The FBI briefed Florida’s new governor that Russian military intelligence did actually hack into and penetrate the computer systems dealing with voting and elections of two different Florida counties. However, they made him sign a non-disclosure agreement, which is standard when non-cleared individuals are read onto classified matters, so we have very few details beyond the basics and an anodyne statement that the Russian intelligence hackers did not change any votes.
Reporting has also informed us that Facebook’s fake accounts have doubled in six months, that Facebook has broken up an Israeli plan to disrupt elections using its platform, and that Iranian intelligence is suspected of being responsible for creating multiple social media accounts, across platforms, pretending to be journalists and Republican candidates for office, in an attempt to promote Iranian interests.
Week after week, day after day, more of these incidents are reported by journalists and pointed out by cyber and information security professionals. They point to a through line, established in earlier reporting about attempts by Russian intelligence and/or Russians working on their behalf posing as Republican Party officials.
For instance the infamous Tennessee GOP twitter account, Israeli private security and intelligence firms being hired to interfere in local US elections by manipulating information and news, Chinese, North Korean, Saudi Arabian, Emirati, or other competitor states conducting hacking for the purposes of espionage and/or influence against Americans, our allies and our partners.

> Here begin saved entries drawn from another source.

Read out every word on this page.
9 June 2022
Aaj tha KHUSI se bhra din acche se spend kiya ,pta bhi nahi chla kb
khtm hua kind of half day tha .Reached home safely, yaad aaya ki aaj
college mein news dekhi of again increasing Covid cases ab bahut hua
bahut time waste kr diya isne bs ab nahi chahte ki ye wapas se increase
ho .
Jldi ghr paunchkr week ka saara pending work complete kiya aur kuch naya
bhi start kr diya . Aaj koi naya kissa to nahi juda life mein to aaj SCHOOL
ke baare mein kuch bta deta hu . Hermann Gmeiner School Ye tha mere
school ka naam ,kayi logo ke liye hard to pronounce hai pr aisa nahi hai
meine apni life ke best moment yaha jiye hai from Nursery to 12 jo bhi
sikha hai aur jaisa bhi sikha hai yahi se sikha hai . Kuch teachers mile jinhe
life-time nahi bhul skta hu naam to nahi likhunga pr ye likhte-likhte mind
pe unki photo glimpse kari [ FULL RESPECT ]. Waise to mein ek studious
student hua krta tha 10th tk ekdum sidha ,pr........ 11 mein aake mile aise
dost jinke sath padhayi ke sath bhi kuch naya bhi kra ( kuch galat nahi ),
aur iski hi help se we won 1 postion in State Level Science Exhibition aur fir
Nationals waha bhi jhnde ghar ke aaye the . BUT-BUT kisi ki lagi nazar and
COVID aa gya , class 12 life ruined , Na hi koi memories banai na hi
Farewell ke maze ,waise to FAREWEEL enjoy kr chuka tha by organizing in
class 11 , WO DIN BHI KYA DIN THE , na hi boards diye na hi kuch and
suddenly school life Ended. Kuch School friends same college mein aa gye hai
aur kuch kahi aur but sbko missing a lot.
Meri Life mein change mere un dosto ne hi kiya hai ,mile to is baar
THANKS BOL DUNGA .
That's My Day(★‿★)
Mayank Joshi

The purpose of all of this hacking and leveraging of cyberspace for espionage, extortion, influencing people’s beliefs in favor of the hacking states’ foreign policy objectives, is to make it as hard as possible for Americans to actually know what is true. The intention is to leverage partisan political divisions, as well as other societal disagreements, disputes, and cleavages so that Americans, our allies, and our partners cannot agree on the basic outlines of reality. As a result, nothing is true, which means anything is possible.

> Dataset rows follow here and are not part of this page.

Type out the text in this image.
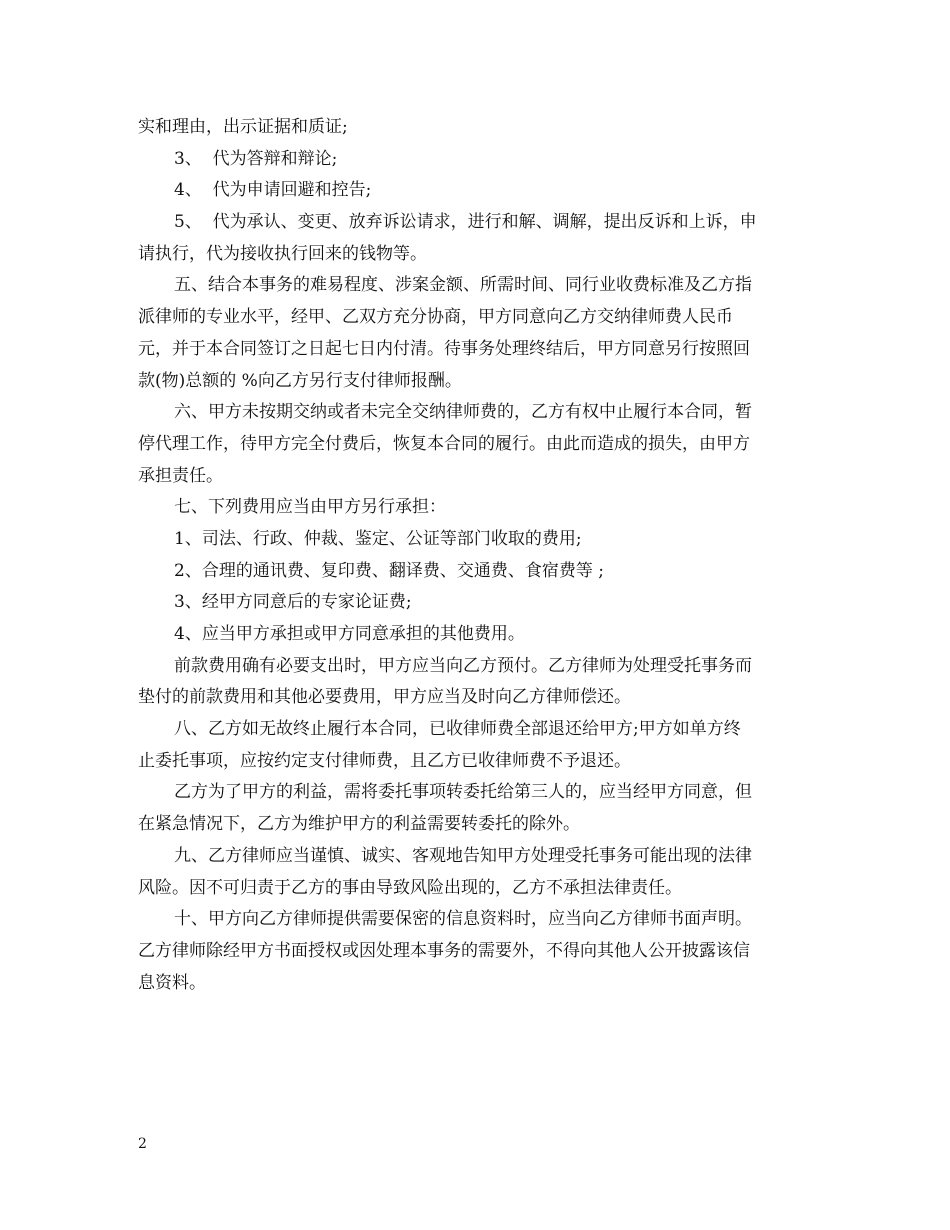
实和理由，出示证据和质证;
3、  代为答辩和辩论;
4、  代为申请回避和控告;
5、  代为承认、变更、放弃诉讼请求，进行和解、调解，提出反诉和上诉，申
请执行，代为接收执行回来的钱物等。
五、结合本事务的难易程度、涉案金额、所需时间、同行业收费标准及乙方指
派律师的专业水平，经甲、乙双方充分协商，甲方同意向乙方交纳律师费人民币
元，并于本合同签订之日起七日内付清。待事务处理终结后，甲方同意另行按照回
款(物)总额的 %向乙方另行支付律师报酬。
六、甲方未按期交纳或者未完全交纳律师费的，乙方有权中止履行本合同，暂
停代理工作，待甲方完全付费后，恢复本合同的履行。由此而造成的损失，由甲方
承担责任。
七、下列费用应当由甲方另行承担：
1、司法、行政、仲裁、鉴定、公证等部门收取的费用;
2、合理的通讯费、复印费、翻译费、交通费、食宿费等 ;
3、经甲方同意后的专家论证费;
4、应当甲方承担或甲方同意承担的其他费用。
前款费用确有必要支出时，甲方应当向乙方预付。乙方律师为处理受托事务而
垫付的前款费用和其他必要费用，甲方应当及时向乙方律师偿还。
八、乙方如无故终止履行本合同，已收律师费全部退还给甲方;甲方如单方终
止委托事项，应按约定支付律师费，且乙方已收律师费不予退还。
乙方为了甲方的利益，需将委托事项转委托给第三人的，应当经甲方同意，但
在紧急情况下，乙方为维护甲方的利益需要转委托的除外。
九、乙方律师应当谨慎、诚实、客观地告知甲方处理受托事务可能出现的法律
风险。因不可归责于乙方的事由导致风险出现的，乙方不承担法律责任。
十、甲方向乙方律师提供需要保密的信息资料时，应当向乙方律师书面声明。
乙方律师除经甲方书面授权或因处理本事务的需要外，不得向其他人公开披露该信
息资料。
2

For instance, Russia’s cyber attacks have targeted actual American infrastructure. Russian for-cover officials have been tracked mapping U.S. critical physical infrastructure, such as the communication and power transmission grid. This was in support of a cyber warfare campaign to infiltrate and compromise another important American center of gravity: the US power generation and transmission grid.
[Valdimir] Putin’s ability to weaponize information and the platforms where Americans get their information, combined with his ability to bring down all or portions of the U.S. power grid, should have every national security professional, as well as every American very, very, very worried. Putin’s cyber-warriors have already tried to create a response through planting false social media stories of real looking, but fabricated news reports about a foreign terrorist attack on the U.S. energy sector, an Ebola outbreak, and a riot in response to a police shooting. All of which never happened.

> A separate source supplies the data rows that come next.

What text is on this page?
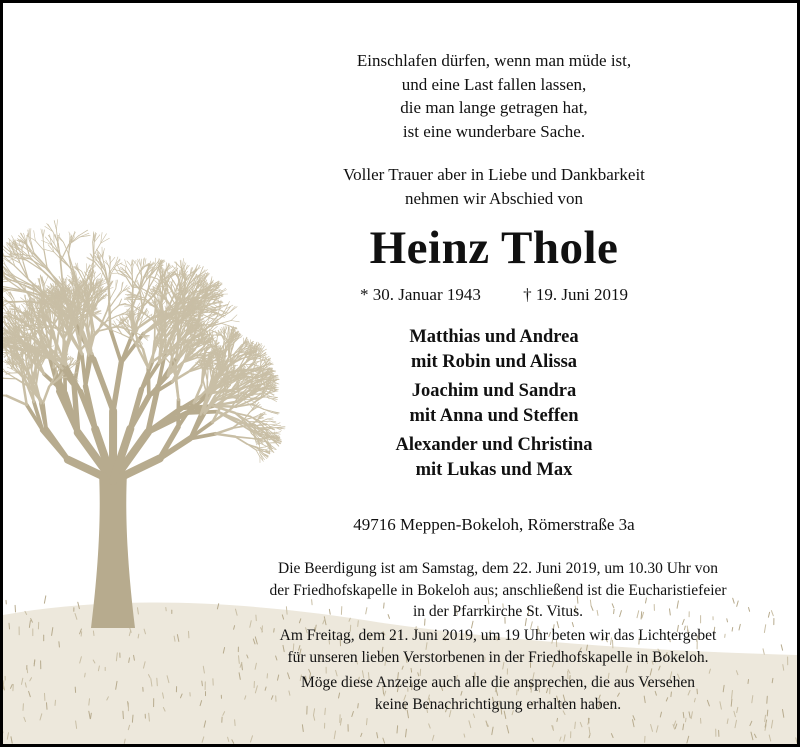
Einschlafen dürfen, wenn man müde ist,
und eine Last fallen lassen,
die man lange getragen hat,
ist eine wunderbare Sache.
Voller Trauer aber in Liebe und Dankbarkeit
nehmen wir Abschied von
Heinz Thole
* 30. Januar 1943 † 19. Juni 2019
Matthias und Andrea
mit Robin und Alissa
Joachim und Sandra
mit Anna und Steffen
Alexander und Christina
mit Lukas und Max
49716 Meppen-Bokeloh, Römerstraße 3a
Die Beerdigung ist am Samstag, dem 22. Juni 2019, um 10.30 Uhr von
der Friedhofskapelle in Bokeloh aus; anschließend ist die Eucharistiefeier
in der Pfarrkirche St. Vitus.
Am Freitag, dem 21. Juni 2019, um 19 Uhr beten wir das Lichtergebet
für unseren lieben Verstorbenen in der Friedhofskapelle in Bokeloh.
Möge diese Anzeige auch alle die ansprechen, die aus Versehen
keine Benachrichtigung erhalten haben.
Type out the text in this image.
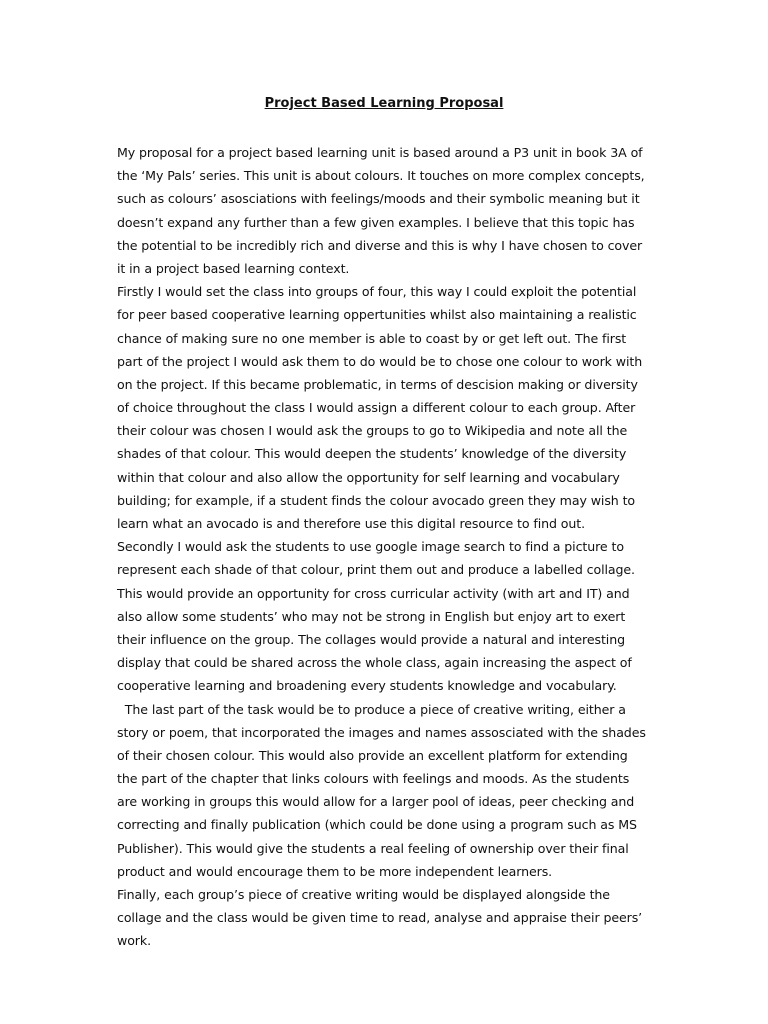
Project Based Learning Proposal
My proposal for a project based learning unit is based around a P3 unit in book 3A of
the ‘My Pals’ series. This unit is about colours. It touches on more complex concepts,
such as colours’ asosciations with feelings/moods and their symbolic meaning but it
doesn’t expand any further than a few given examples. I believe that this topic has
the potential to be incredibly rich and diverse and this is why I have chosen to cover
it in a project based learning context.
Firstly I would set the class into groups of four, this way I could exploit the potential
for peer based cooperative learning oppertunities whilst also maintaining a realistic
chance of making sure no one member is able to coast by or get left out. The first
part of the project I would ask them to do would be to chose one colour to work with
on the project. If this became problematic, in terms of descision making or diversity
of choice throughout the class I would assign a different colour to each group. After
their colour was chosen I would ask the groups to go to Wikipedia and note all the
shades of that colour. This would deepen the students’ knowledge of the diversity
within that colour and also allow the opportunity for self learning and vocabulary
building; for example, if a student finds the colour avocado green they may wish to
learn what an avocado is and therefore use this digital resource to find out.
Secondly I would ask the students to use google image search to find a picture to
represent each shade of that colour, print them out and produce a labelled collage.
This would provide an opportunity for cross curricular activity (with art and IT) and
also allow some students’ who may not be strong in English but enjoy art to exert
their influence on the group. The collages would provide a natural and interesting
display that could be shared across the whole class, again increasing the aspect of
cooperative learning and broadening every students knowledge and vocabulary.
The last part of the task would be to produce a piece of creative writing, either a
story or poem, that incorporated the images and names assosciated with the shades
of their chosen colour. This would also provide an excellent platform for extending
the part of the chapter that links colours with feelings and moods. As the students
are working in groups this would allow for a larger pool of ideas, peer checking and
correcting and finally publication (which could be done using a program such as MS
Publisher). This would give the students a real feeling of ownership over their final
product and would encourage them to be more independent learners.
Finally, each group’s piece of creative writing would be displayed alongside the
collage and the class would be given time to read, analyse and appraise their peers’
work.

Imagine what happens should Putin or Kim Jong Un decides to start turning parts of the U.S. power grid off during extreme weather events while at the same time they are spreading disinformation made to look like actual news reports or official municipal, state, and/or Federal responses to the disaster he’s created. This is the threat we face. A threat facilitated by making it impossible for Americans to agree on facts and have a common understanding of reality. This is the point of making it so that nothing is true and, therefore, anything is possible.
In this bi-weekly Thinking Security column, I will be covering these and other issues dealing with security, from the national to the state and local to the personal, often with an emphasis on the manipulation of information to make all of us less secure. I look forward to the conversation.